Inflammation is a moving target
Testing for inflammation, or even what the appropriate inflammation levels are, is difficult. There are some blood markers like C-Reactive Protein (CRP) and interleukin proteins 6, 8, and 10 that are used for research purposes, but even those are only part of the picture, and the ‘right’ level for people will vary. And even symptoms aren’t perfect indicators. Feeling sore is the obvious one for athletes, but even that might be related to delayed onset muscle soreness (DOMS) rather than systemic inflammation.
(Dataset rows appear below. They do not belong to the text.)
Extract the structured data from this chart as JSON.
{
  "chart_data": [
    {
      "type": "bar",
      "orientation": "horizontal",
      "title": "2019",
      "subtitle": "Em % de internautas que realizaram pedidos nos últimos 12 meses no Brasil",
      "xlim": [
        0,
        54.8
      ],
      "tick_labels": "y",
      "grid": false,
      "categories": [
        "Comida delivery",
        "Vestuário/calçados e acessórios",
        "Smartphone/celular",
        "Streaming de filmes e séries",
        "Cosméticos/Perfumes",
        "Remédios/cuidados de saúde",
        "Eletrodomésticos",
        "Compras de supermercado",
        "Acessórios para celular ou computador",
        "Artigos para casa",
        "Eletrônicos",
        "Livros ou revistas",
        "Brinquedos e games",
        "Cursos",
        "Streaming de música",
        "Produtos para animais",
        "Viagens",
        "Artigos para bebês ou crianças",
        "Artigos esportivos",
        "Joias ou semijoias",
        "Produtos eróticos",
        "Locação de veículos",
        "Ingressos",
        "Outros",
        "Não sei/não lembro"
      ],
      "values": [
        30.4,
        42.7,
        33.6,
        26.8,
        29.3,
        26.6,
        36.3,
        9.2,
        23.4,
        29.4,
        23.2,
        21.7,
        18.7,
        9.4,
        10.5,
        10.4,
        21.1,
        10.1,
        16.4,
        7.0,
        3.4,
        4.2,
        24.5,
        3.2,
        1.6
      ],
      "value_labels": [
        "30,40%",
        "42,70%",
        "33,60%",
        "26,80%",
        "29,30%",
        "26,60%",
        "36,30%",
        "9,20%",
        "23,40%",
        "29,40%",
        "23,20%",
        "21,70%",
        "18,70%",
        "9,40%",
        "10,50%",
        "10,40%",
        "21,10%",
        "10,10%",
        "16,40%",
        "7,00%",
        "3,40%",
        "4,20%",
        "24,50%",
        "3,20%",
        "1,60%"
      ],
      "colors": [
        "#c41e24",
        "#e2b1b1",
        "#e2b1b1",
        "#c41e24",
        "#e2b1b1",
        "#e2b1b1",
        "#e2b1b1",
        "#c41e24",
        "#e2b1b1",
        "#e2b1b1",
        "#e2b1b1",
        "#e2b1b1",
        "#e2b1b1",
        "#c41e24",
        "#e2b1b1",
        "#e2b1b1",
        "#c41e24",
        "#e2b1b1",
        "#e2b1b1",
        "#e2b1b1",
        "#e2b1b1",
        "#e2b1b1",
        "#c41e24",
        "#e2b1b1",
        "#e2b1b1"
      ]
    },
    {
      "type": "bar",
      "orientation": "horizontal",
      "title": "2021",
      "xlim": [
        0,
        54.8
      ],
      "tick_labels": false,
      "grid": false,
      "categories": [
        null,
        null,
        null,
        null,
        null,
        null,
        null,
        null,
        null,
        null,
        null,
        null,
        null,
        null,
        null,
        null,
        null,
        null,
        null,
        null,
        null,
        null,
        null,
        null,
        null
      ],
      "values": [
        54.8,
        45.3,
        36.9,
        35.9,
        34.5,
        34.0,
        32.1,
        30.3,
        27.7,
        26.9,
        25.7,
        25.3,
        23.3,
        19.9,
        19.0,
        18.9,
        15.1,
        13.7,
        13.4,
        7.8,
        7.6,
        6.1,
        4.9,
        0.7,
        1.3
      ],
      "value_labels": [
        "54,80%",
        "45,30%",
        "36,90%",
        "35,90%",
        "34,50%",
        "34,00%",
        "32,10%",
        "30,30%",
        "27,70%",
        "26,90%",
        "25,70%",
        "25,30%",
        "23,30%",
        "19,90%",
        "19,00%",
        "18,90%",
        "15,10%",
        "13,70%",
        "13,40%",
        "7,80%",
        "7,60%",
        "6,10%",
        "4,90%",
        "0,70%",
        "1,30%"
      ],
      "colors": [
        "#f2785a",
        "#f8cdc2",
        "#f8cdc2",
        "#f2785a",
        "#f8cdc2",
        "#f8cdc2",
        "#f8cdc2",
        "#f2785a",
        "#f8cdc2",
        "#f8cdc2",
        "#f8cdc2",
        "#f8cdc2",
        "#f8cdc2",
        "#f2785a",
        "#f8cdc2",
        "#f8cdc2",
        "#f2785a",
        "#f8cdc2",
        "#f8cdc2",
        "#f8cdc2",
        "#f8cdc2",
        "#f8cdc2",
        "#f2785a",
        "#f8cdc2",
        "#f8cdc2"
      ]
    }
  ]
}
Inflammation shouldn’t be your focus
Ultimately, the best offense for inflammation is a good defense. Rather than stressing about testing certain blood markers, take control of your training and fueling before it becomes a concern. Avoid overtraining and build your diet from colorful fruits and vegetables that are rich in antioxidants and fiber. Overall, people don't need to be worrying about inflammation as much as they might think.

To prevent inflammation, athletes should avoid overtraining and eat a whole food-based diet that contains plenty of colorful fruits and vegetables, protein, and whole grains. And remember: some inflammation is a good thing.